Was sind Sie, wenn ich fragen darf, für ein Jahrgang? fragt der weißhaarige Mann seinen Nachbarn, der den Fragenden um fast zwei Köpfe überragt. Und der Große mit der Glatze sagt bereitwillig: "1928". Worauf der Kleine mit der karierten Mütze "1925" antwortet. Weil sie einem Ehepaar die Sitzplätze freigemacht haben, kommen sie im städtischen Bus nebeneinander zu stehen. Der Ältere erzählt, dass er soeben aus dem Krankenhaus entlassen worden sei, man habe ihm, er war im Weltkrieg bei der Fliegerabwehr, einen Granatsplitter aus dem Oberschenkel entfernt. Darauf fragt der andere nach der Einheit, denn er sei auch bei der "Flak" gewesen. Ehe man sich's versieht, sind die beiden Fremden durch ihre Kriegsgeschichte verbunden, Ukraine, Kaukasus, Stalingrad, von Sonnenaufgängen ist die Rede und von einer arg beschädigten Kanone. Bevor sie ihre eigenen Namen genannt haben, geht es schon um die Namen von Kameraden, haben Sie den gekannt oder den ...
Vor drei Wochen habe ich zum ersten Mal das Kriegstagebuch meines Vaters gelesen.
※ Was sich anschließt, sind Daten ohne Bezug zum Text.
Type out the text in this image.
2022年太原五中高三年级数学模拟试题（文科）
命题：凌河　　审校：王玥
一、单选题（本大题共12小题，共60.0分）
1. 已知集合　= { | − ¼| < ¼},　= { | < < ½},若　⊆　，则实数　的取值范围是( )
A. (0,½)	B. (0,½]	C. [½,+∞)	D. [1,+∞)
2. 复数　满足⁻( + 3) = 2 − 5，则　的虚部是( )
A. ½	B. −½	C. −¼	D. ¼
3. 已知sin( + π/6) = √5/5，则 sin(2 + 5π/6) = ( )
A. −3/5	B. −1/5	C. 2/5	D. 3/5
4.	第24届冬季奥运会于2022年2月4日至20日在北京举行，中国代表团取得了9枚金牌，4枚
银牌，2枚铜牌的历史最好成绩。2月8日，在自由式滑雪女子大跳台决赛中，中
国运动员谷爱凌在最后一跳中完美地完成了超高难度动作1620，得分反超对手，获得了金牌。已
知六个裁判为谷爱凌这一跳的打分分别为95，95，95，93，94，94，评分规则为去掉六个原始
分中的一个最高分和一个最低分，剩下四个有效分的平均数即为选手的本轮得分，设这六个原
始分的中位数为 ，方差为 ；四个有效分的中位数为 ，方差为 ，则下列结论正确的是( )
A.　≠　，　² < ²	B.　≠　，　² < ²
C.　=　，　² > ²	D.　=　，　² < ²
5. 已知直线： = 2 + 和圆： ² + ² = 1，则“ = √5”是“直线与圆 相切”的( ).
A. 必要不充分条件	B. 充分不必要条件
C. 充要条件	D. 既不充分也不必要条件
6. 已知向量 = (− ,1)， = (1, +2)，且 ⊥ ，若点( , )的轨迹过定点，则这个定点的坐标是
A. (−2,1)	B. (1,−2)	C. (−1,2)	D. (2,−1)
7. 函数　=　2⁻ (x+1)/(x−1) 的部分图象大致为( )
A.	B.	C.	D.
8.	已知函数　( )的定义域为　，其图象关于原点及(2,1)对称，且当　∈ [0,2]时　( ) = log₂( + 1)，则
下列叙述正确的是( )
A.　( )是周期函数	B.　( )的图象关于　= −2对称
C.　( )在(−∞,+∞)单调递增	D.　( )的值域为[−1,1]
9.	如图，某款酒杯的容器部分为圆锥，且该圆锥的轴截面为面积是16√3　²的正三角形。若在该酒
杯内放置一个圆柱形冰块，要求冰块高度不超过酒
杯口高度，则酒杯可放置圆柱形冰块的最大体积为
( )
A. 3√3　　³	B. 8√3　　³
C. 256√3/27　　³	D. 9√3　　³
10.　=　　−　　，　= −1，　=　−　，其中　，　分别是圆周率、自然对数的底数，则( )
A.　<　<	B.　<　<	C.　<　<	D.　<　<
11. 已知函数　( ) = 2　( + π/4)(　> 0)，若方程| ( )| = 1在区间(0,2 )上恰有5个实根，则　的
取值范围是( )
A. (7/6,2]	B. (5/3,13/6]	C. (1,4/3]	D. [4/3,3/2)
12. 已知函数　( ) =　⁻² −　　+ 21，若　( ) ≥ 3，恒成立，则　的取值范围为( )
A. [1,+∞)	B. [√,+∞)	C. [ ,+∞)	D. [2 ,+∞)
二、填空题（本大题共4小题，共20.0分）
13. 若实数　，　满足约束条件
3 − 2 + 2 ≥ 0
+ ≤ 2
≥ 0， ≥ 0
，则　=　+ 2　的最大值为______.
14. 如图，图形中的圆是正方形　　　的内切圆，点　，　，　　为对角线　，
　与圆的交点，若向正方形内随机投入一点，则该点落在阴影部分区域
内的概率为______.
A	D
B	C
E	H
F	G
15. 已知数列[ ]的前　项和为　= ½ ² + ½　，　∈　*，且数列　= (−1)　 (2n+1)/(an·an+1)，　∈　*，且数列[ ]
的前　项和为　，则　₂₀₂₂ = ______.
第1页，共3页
Obwohl bei uns zuhause oft vom Krieg die Rede war, habe ich hier vieles neu erfahren. Von der grausligen Alltäglichkeit des Kriegs war bei uns wenig zu hören. Wie jung diese Soldaten waren! Als der 8 cm lange Splitter der Granate in den Oberschenkel jenes inzwischen grau gewordenen Herrn einschlägt, ist er gerade 19 Jahre alt. Mein Vater wurde mit 21 Jahren eingezogen. Jetzt weiß ich, was wir 2005 feiern müssen: wir sollten in erster Linie jenen von Herzen dankbar sein, die gegen diesen Krieg und das Dritte Reich gekämpft haben - denen im eigenen Land und jenen aus dem Ausland. Sie haben nämlich im Jahr 1945 verhindert, dass auch unser Leben durch einen Krieg geprägt wurde.
Der Autor arbeitet am Kulturforum der Österreichischen Botschaft in Berlin.